I chose the beef soup and bread and butter, as did Riddle and my father. No one spoke while we waited but it was not an awkward quiet. Rather it was a careful one. It was better to leave the space empty of words than to choose the wrong ones. When the food came, it was every bit as good as the boy had said it would be. We ate, and somehow, not talking made things better between Riddle and my father. The fire on the big hearth sparked and spit when someone added a big log. The door opened and closed as people came and went, and the conversations reminded me of bees buzzing in a hive. I had not known that a chill day and buying things and watching my father save a dog’s death could make me so hungry. When I could almost see the bottom of my bowl, I found the words I needed.

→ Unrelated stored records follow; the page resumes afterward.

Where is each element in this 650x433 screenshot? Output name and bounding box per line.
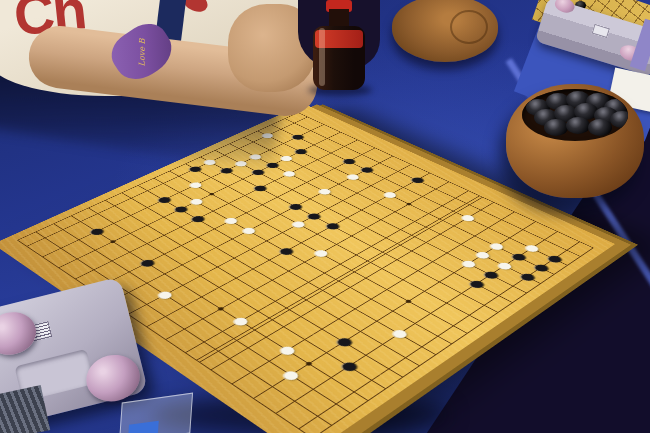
black-stone-bowl bbox=[506, 84, 644, 198]
black-stone-in-bowl bbox=[588, 119, 612, 136]
clock-button bbox=[553, 0, 576, 15]
shirt-logo-mark bbox=[182, 0, 210, 14]
bowl-interior bbox=[522, 89, 628, 141]
clock-label bbox=[592, 24, 610, 38]
bottle-highlight bbox=[319, 28, 325, 86]
nameplate-card bbox=[128, 421, 159, 433]
wood-grain bbox=[450, 10, 488, 44]
cola-bottle bbox=[312, 0, 366, 92]
go-match-photo: ●●●●●●●●●●●●●●●●●●●●●●●●●●●●●●●●●●●●●●●●… bbox=[0, 0, 650, 433]
wristband-text: Love B bbox=[137, 38, 146, 66]
black-stone-in-bowl bbox=[566, 117, 590, 134]
black-stone-in-bowl bbox=[544, 119, 568, 136]
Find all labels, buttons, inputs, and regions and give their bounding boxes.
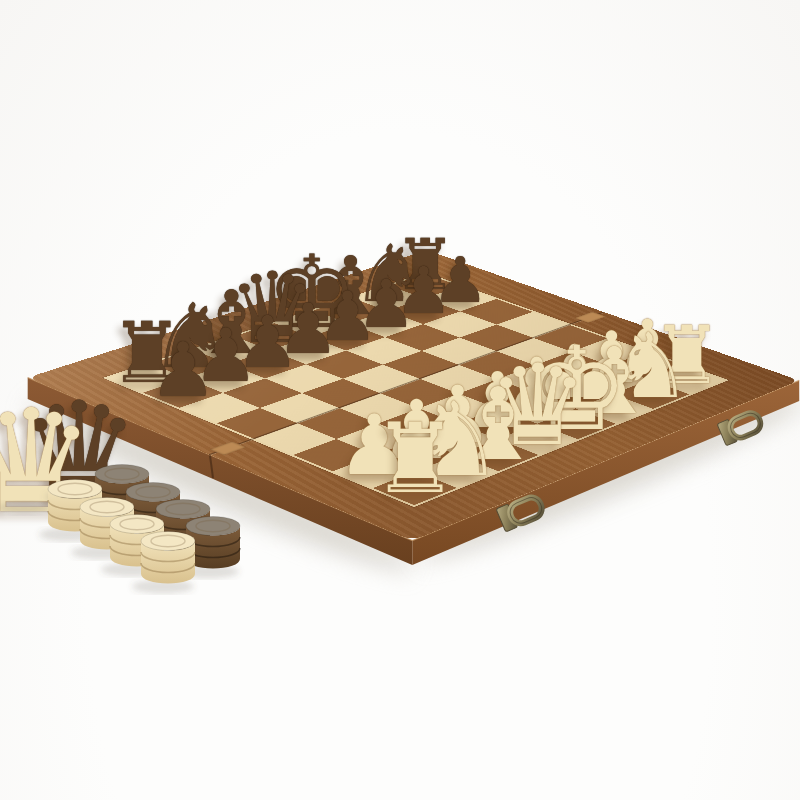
product-scene: ♜♞♝♛♚♝♞♜♟♟♟♟♟♟♟♟♟♟♟♟♟♟♟♟♜♞♝♛♚♝♞♜♛♛ — [0, 0, 800, 800]
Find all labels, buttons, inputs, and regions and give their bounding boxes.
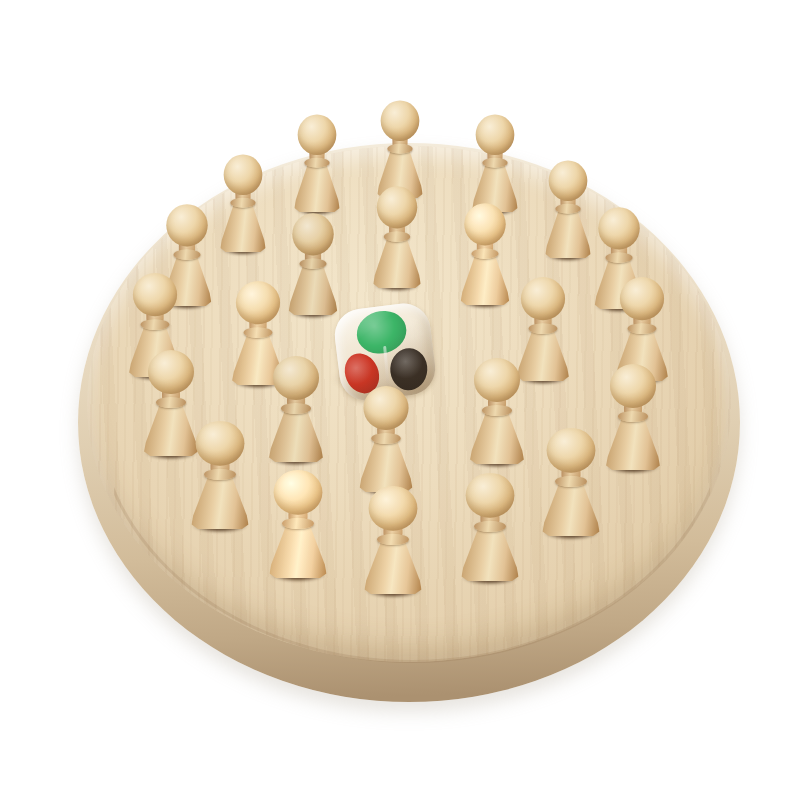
peg-head [236,281,280,324]
peg-body [372,234,421,288]
peg-collar [482,405,512,416]
peg-r4c2[interactable] [264,356,328,462]
peg-r5c1[interactable] [186,421,254,529]
peg-r1c2[interactable] [290,114,344,212]
peg-collar [606,252,633,263]
peg-body [268,521,327,578]
peg-head [273,356,319,400]
peg-head [549,160,588,200]
peg-r4c3[interactable] [355,386,418,492]
peg-collar [555,476,587,487]
peg-collar [156,397,186,408]
peg-head [148,350,194,394]
peg-collar [174,249,201,260]
peg-head [274,470,323,515]
peg-head [620,277,664,320]
peg-collar [141,319,170,330]
peg-collar [387,144,412,154]
peg-r5c5[interactable] [537,428,605,536]
peg-head [369,486,418,531]
peg-head [610,364,656,408]
peg-head [298,114,337,154]
product-photo [0,0,800,800]
peg-collar [371,433,400,444]
peg-r2c4[interactable] [456,203,514,305]
peg-body [460,524,519,581]
peg-collar [384,231,410,242]
peg-body [460,251,510,305]
peg-head [466,473,515,518]
peg-head [224,154,263,194]
peg-head [381,100,420,140]
peg-body [268,406,324,462]
peg-r2c3[interactable] [369,186,425,288]
peg-collar [230,198,255,208]
peg-collar [474,521,506,532]
peg-collar [482,158,507,168]
peg-body [541,479,600,536]
peg-head [547,428,596,473]
peg-body [359,436,414,492]
peg-collar [618,411,648,422]
peg-body [293,160,340,212]
peg-collar [628,323,657,334]
peg-r4c5[interactable] [601,364,665,470]
peg-r1c3[interactable] [373,100,427,198]
peg-head [196,421,245,466]
peg-collar [529,323,558,334]
peg-body [544,206,591,258]
peg-body [363,537,422,594]
peg-head [133,273,177,316]
peg-collar [304,158,329,168]
peg-body [190,472,249,529]
board-items [0,0,800,800]
peg-collar [244,327,273,338]
peg-head [474,358,520,402]
peg-head [377,186,417,228]
peg-r1c5[interactable] [541,160,595,258]
peg-head [476,114,515,154]
peg-body [469,408,525,464]
peg-r5c3[interactable] [359,486,427,594]
peg-collar [204,469,236,480]
peg-r5c2[interactable] [264,470,332,578]
peg-collar [555,204,580,214]
peg-body [219,200,266,252]
peg-collar [377,534,409,545]
peg-head [521,277,565,320]
peg-head [166,204,207,246]
peg-r1c4[interactable] [468,114,522,212]
peg-r4c4[interactable] [465,358,529,464]
peg-collar [472,248,499,259]
peg-head [363,386,408,430]
peg-r1c1[interactable] [216,154,270,252]
peg-collar [300,258,327,269]
peg-head [464,203,505,245]
peg-head [292,213,333,255]
peg-head [598,207,639,249]
peg-collar [282,518,314,529]
peg-body [605,414,661,470]
peg-collar [281,403,311,414]
peg-r5c4[interactable] [456,473,524,581]
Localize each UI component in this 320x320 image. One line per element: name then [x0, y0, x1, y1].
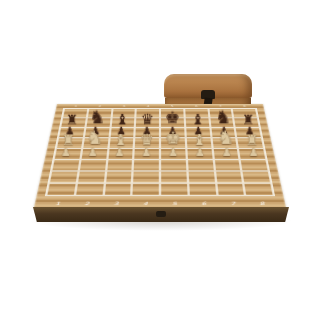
board-grid	[45, 108, 275, 196]
board-hinge-clasp-icon	[156, 211, 166, 217]
edge-label: 2	[72, 201, 102, 206]
board-cell	[240, 159, 269, 171]
edge-label: 8	[247, 201, 277, 206]
board-cell	[87, 109, 112, 118]
board-cell	[232, 109, 258, 118]
board-cell	[134, 138, 160, 149]
board-cell	[243, 183, 273, 196]
board-cell	[75, 183, 105, 196]
board-cell	[211, 138, 238, 149]
board-cell	[136, 109, 160, 118]
edge-label: 8	[232, 105, 257, 108]
board-cell	[160, 159, 187, 171]
board-cell	[160, 109, 184, 118]
edge-label: 2	[87, 105, 111, 108]
board-cell	[185, 138, 212, 149]
board-cell	[85, 118, 111, 128]
board-cell	[51, 159, 80, 171]
board-cell	[111, 109, 136, 118]
board-cell	[187, 159, 215, 171]
board-cell	[84, 128, 111, 138]
board-cell	[238, 148, 266, 159]
board-cell	[109, 128, 135, 138]
board-cell	[78, 159, 106, 171]
board-cell	[62, 109, 88, 118]
board-cell	[160, 171, 188, 183]
board-side-edge	[33, 207, 289, 222]
edge-label: 4	[131, 201, 160, 206]
edge-label: 7	[218, 201, 248, 206]
board-cell	[184, 118, 209, 128]
board-cell	[77, 171, 106, 183]
board-cell	[233, 118, 259, 128]
game-board: ♜♞♝♛♚♝♞♜♟♟♟♟♟♟♟♟♜♞♝♛♚♝♞♜♟♟♟♟♟♟♟♟ 1234567…	[34, 104, 286, 208]
board-cell	[216, 183, 246, 196]
board-cell	[184, 109, 209, 118]
board-cell	[60, 118, 86, 128]
board-cell	[160, 183, 188, 196]
board-cell	[56, 138, 84, 149]
board-cell	[133, 159, 160, 171]
file-labels-far: 12345678	[63, 105, 256, 108]
board-cell	[133, 148, 160, 159]
board-cell	[132, 183, 160, 196]
board-cell	[135, 128, 160, 138]
board-cell	[186, 148, 213, 159]
board-cell	[104, 171, 132, 183]
board-cell	[106, 159, 134, 171]
board-cell	[54, 148, 82, 159]
edge-label: 5	[160, 201, 189, 206]
board-cell	[212, 148, 240, 159]
board-cell	[110, 118, 135, 128]
board-cell	[185, 128, 211, 138]
board-cell	[160, 118, 185, 128]
file-labels-near: 12345678	[43, 201, 277, 206]
board-cell	[80, 148, 108, 159]
edge-label: 1	[63, 105, 88, 108]
board-cell	[208, 109, 233, 118]
board-cell	[160, 148, 187, 159]
board-cell	[236, 138, 264, 149]
board-cell	[49, 171, 79, 183]
board-cell	[242, 171, 272, 183]
board-cell	[160, 138, 186, 149]
board-cell	[135, 118, 160, 128]
board-cell	[108, 138, 135, 149]
board-cell	[213, 159, 241, 171]
edge-label: 3	[112, 105, 136, 108]
board-cell	[107, 148, 134, 159]
board-cell	[210, 128, 237, 138]
edge-label: 1	[43, 201, 73, 206]
edge-label: 5	[160, 105, 184, 108]
edge-label: 7	[208, 105, 232, 108]
board-cell	[132, 171, 160, 183]
edge-label: 6	[189, 201, 219, 206]
board-cell	[46, 183, 76, 196]
edge-label: 4	[136, 105, 160, 108]
board-cell	[187, 171, 215, 183]
edge-label: 6	[184, 105, 208, 108]
board-cell	[235, 128, 262, 138]
board-cell	[188, 183, 217, 196]
product-photo: ♜♞♝♛♚♝♞♜♟♟♟♟♟♟♟♟♜♞♝♛♚♝♞♜♟♟♟♟♟♟♟♟ 1234567…	[0, 0, 320, 320]
board-cell	[160, 128, 185, 138]
board-cell	[82, 138, 109, 149]
board-cell	[214, 171, 243, 183]
edge-label: 3	[101, 201, 131, 206]
board-cell	[209, 118, 235, 128]
board-scene: ♜♞♝♛♚♝♞♜♟♟♟♟♟♟♟♟♜♞♝♛♚♝♞♜♟♟♟♟♟♟♟♟ 1234567…	[0, 0, 320, 320]
board-cell	[103, 183, 132, 196]
board-cell	[58, 128, 85, 138]
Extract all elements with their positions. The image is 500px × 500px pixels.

“Thank you, Papa. For doing what you did. It was right.”
He looked at me and spoke carefully. “It is what fathers are supposed to do. We are supposed to get our children what they need. Boots and scarves, yes, but bracelets and chestnuts, too, when we can.”
He didn’t want to recall what he had done in the town square. But I had to make him understand that I understood. “Yes. Fathers do that. And some go right into the middle of a mob and save a poor dog from a slow death. And send puppies and a donkey to a safe place.” I turned to look at Riddle. It was hard. I’d never looked directly into his face. I put my eyes on his and kept them there. “Remind my sister that our father is a very brave man, when you see her. Tell her I am learning to be brave, too.”
Riddle was meeting my gaze. I tried, but I could not do it for long. I looked down at my bowl and took up my spoon as if I were still very hungry. I knew that my father and Riddle looked at each other over my bowed head, but I kept my eyes on my food.